Florida union pushes back against truck cameras after pilot program
- Sanitation workers in St. Petersburg, FL are opposing plans to install cameras across the city's fleet, citing concerns about surveillance and job security, after using the devices during a pilot program. The city is set to begin a three-year, $200,000 contract with Lytx, as reported by the Tampa Bay Times.
- During a trial period that began in April 2016, drivers had 19 serious incidents and three were recorded by the in-cab cameras. Another 454 "coachable" incidents were also recorded, such as distracted driving and not using seatbelts.
- The Florida Public Services Union, which represents these workers, is backing this position in meetings with the city. They have also cited concerns about the camera wiring causing fires and said the expectations aren't fair because the city's police officers don't have to wear body cameras.
The growing use of cameras has raised questions among the labor community, though not usually in such a public fashion after a pilot program. Union officials say that St. Petersburg's drivers have safer records than their counterparts in nearby cities and that many of the recorded "coachable" incidents were minor or happened in city yards. Yet St. Petersburg's mayor has made this a priority during his reelection campaign, which indicates that the city may be hesitant to change course.
Similar questions were discussed during a safety symposium in New York last week, where many of the attendees have been investing in cameras over the past year. Industry executives said they try to emphasize the benefits that cameras provide to workers when faced with questions about surveillance or micro-management.
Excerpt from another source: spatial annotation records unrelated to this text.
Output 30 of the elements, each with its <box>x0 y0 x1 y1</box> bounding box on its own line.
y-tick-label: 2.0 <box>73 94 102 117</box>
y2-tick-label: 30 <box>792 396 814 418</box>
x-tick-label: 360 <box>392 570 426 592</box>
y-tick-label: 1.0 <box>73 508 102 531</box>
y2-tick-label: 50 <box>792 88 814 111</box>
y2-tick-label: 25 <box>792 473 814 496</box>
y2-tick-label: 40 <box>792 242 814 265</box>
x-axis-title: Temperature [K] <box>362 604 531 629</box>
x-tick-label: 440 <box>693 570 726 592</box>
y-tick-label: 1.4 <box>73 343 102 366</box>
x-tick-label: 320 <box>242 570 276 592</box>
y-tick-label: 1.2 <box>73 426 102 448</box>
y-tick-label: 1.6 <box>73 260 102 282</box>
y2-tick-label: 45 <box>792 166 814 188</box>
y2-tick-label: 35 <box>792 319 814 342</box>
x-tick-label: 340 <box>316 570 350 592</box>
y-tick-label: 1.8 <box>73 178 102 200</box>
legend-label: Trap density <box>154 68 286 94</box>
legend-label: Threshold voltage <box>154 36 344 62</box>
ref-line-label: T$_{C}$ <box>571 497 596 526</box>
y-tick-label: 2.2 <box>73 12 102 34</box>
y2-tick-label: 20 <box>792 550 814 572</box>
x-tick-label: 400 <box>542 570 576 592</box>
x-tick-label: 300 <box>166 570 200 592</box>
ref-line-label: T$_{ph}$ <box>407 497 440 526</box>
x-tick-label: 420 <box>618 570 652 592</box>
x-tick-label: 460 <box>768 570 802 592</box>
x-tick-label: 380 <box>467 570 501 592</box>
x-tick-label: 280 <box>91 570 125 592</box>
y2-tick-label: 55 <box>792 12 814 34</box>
In addition to the positive potential of these "coachable" incidents, they said one of the biggest selling points is to help exonerate drivers during accidents that weren't their fault. Large collection vehicles are sometimes seen as the automatic culprit in any incident when that may not always be the case.
Despite any potential wariness among drivers, the trend of fleets installing cameras appears likely to continue. Last year, the American Trucking Associations reported that technology accounted for 25% of the $9.5 billion in annual safety spending among fleet owners and some of the world's most advanced collection vehicles now include cameras as well.